In the early years of the solar system, giant planets still in formation dodged around each other, did a do-si-do, and then swept one of their companions out of the sun’s gravitational grasp. Things settled down and our planetary system was in its final configuration.
It is unknown what triggered that planetary deck. Now, computer simulations suggest that hot radiation from the young sun evaporating its disk of planet-forming gas and dust led to scrambling of the orbits of the giant planets, researchers report in the April 28 Nature.
As a result, the four largest planets may have been in their final configuration within 10 million years of the birth of the solar system about 4.6 billion years ago. That’s much faster than the 500 million years that earlier work had suggested.
The planetary shuffling mechanism the team discovered in computer simulations is highly innovative, says Nelson Ndugu, an astrophysicist who studies planetary system formation at North-West University in Potchefstroom, South Africa, and Muni University in Arua, Uganda. . “It has enormous potential.”

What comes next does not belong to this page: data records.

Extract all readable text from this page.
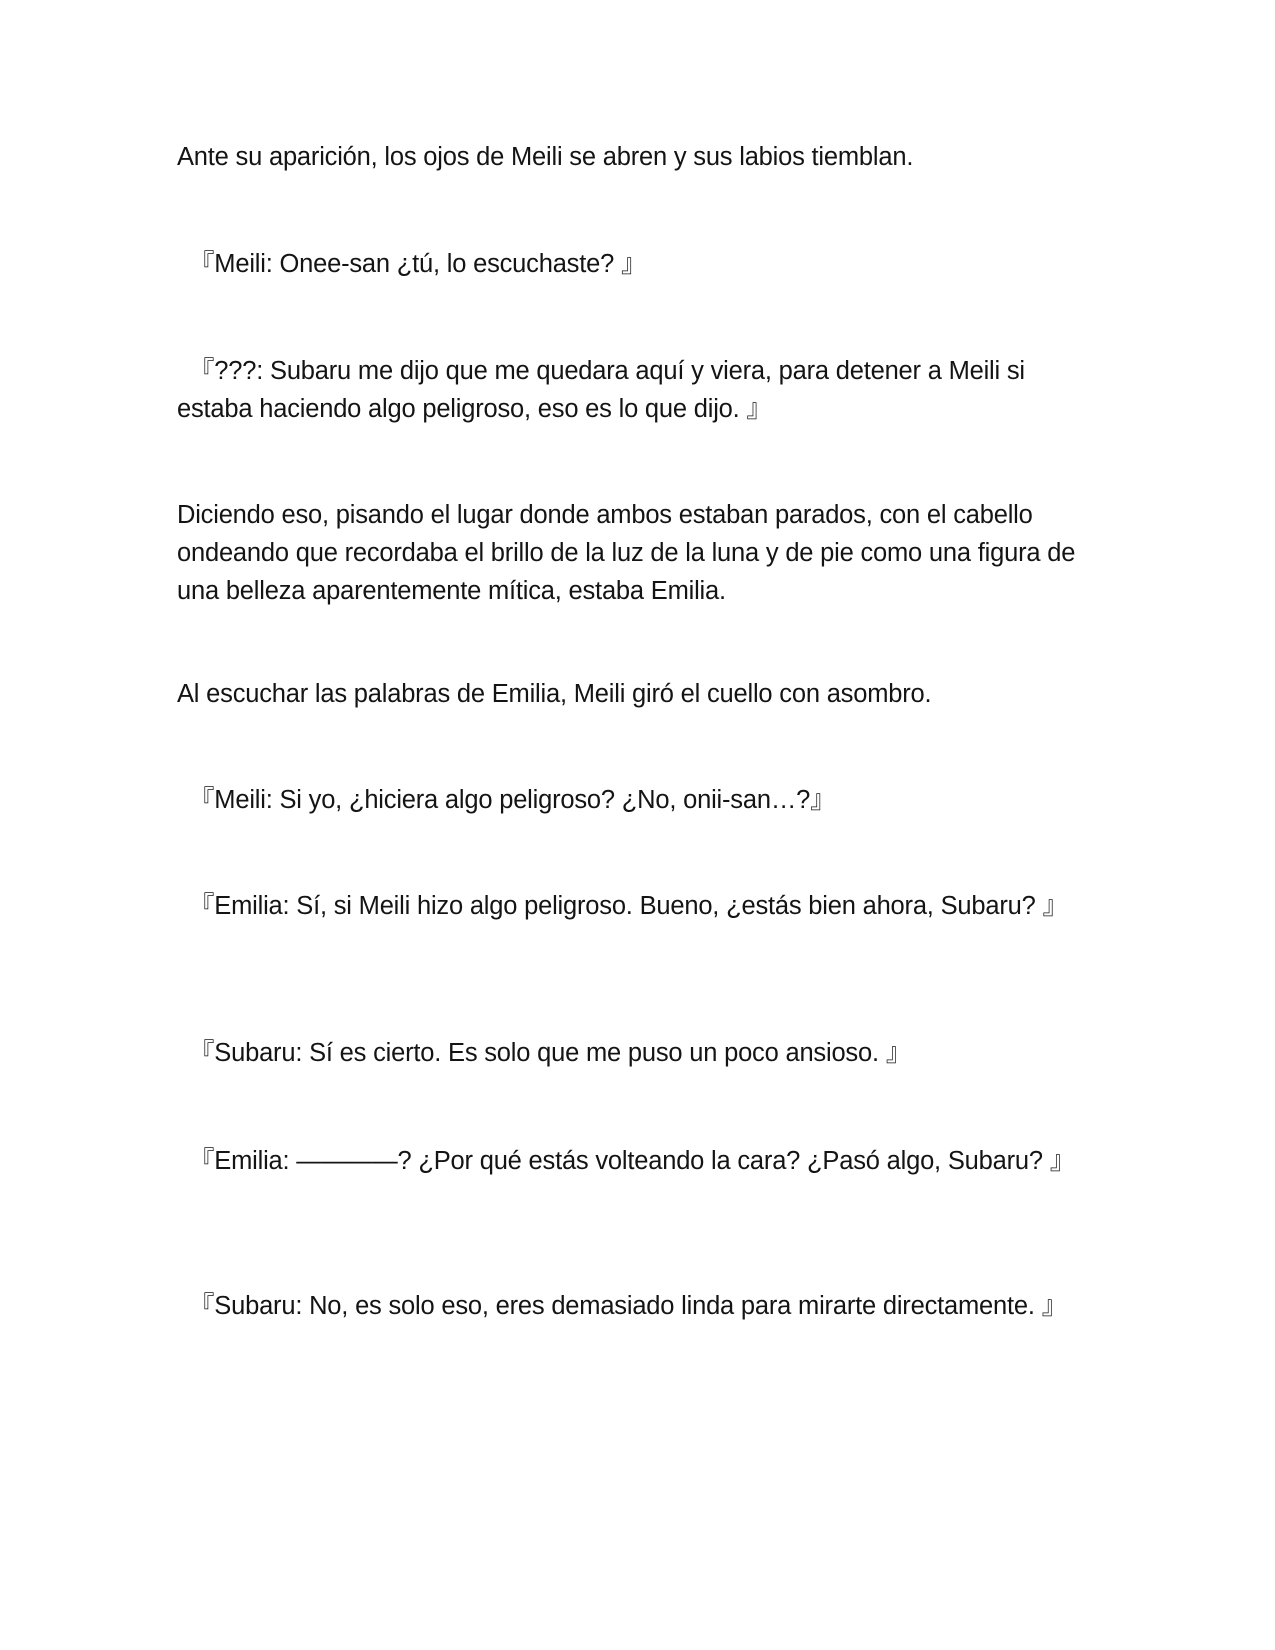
Ante su aparición, los ojos de Meili se abren y sus labios tiemblan.

『Meili: Onee-san ¿tú, lo escuchaste? 』

『???: Subaru me dijo que me quedara aquí y viera, para detener a Meili si estaba haciendo algo peligroso, eso es lo que dijo. 』

Diciendo eso, pisando el lugar donde ambos estaban parados, con el cabello ondeando que recordaba el brillo de la luz de la luna y de pie como una figura de una belleza aparentemente mítica, estaba Emilia.

Al escuchar las palabras de Emilia, Meili giró el cuello con asombro.

『Meili: Si yo, ¿hiciera algo peligroso? ¿No, onii-san…?』

『Emilia: Sí, si Meili hizo algo peligroso. Bueno, ¿estás bien ahora, Subaru? 』

『Subaru: Sí es cierto. Es solo que me puso un poco ansioso. 』

『Emilia: ————? ¿Por qué estás volteando la cara? ¿Pasó algo, Subaru? 』

『Subaru: No, es solo eso, eres demasiado linda para mirarte directamente. 』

Piles of evidence, including observations formation of extrasolar planetary systems (Serial number: 2/7/18), had already indicated that something in the early history of our solar system confounded the orbits of the giant planets, which scientists call the instability of giant planets (Serial number: 05/25/05).
“The evidence for the instability of giant planets is really strong,” says Seth Jacobson, a planetary scientist at Michigan State University in East Lansing. “It explains many features of the outer solar system,” he says, such as the large number of rocky objects beyond Neptune that form the Kuiper Belt (Serial number: 12/31/09).
To find out what triggered that instability, Jacobson and his colleagues ran computer simulations of the thousands of ways the early solar system could have developed. It all started with a young star and a disk of planet-forming gas and dust surrounding the star. The team then tweaked parameters of the disk, such as its mass, density, and how fast it evolved.
The simulations also included the giant planets in formation – five of them, in fact. astronomers think of a third ice giantbesides Uranus and Neptune, it was originally a member of the solar system (Serial number: 04/20/12). Jupiter and Saturn round out the final count of these massive planets.
When the sun officially became a star, that is, at the moment it began to burn hydrogen in its core, approximately 4.6 billion years ago, its ultraviolet emission would have hit the gas in the disk, ionizing it and heating it to tens of thousands of degrees. “This is a very well-documented process,” says Jacobson. As the gas heats up, it expands and moves away from the star, starting from the inner part of the disk.
“The disk disperses its gas from the inside out,” says Beibei Liu, an astrophysicist at Zhejiang University in Hangzhou, China. He and Jacobson collaborated with astronomer Sean Raymond of the Laboratoire d’Astrophysique de Bordeaux in France on the new research.
In the team’s simulations, as the inner part of the disk dissolves, that area loses mass, so embedded planets that are still forming feel less gravity in that region, Jacobson says. But the planets still feel the same amount of pull from the outer region of the disk. This gravitational twist, as the team calls it, can trigger a rebound effect: “Originally, the planets migrated and reached the [inner] edge of this disk, and they reverse their migration,” says Liu.
Due to Jupiter’s large mass, it is mostly unaffected. However, Saturn is moving outward and into the region that, in the simulations, contains the three ice giant planets. That area becomes crowded, Liu says, and close planetary interactions follow. An ice giant is ejected from the solar system entirely, Uranus and Neptune drift a little further from the sun and “gradually form orbits close to our solar system configuration,” Liu says.
In their computer simulations, the researchers found that as solar radiation evaporates the disk, planetary reshuffling almost always occurs. “We can’t avoid this instability,” says Jacobson.
Now that the researchers have an idea of what might have caused this reorganization of the solar system, the next step is to simulate how the evaporation of the disk might affect other objects.
“We’ve focused a lot on the giant planets, because their orbits were the original motivation,” says Jacobson. “But now, we need to do follow-up work to show how this triggering mechanism relates to small bodies.”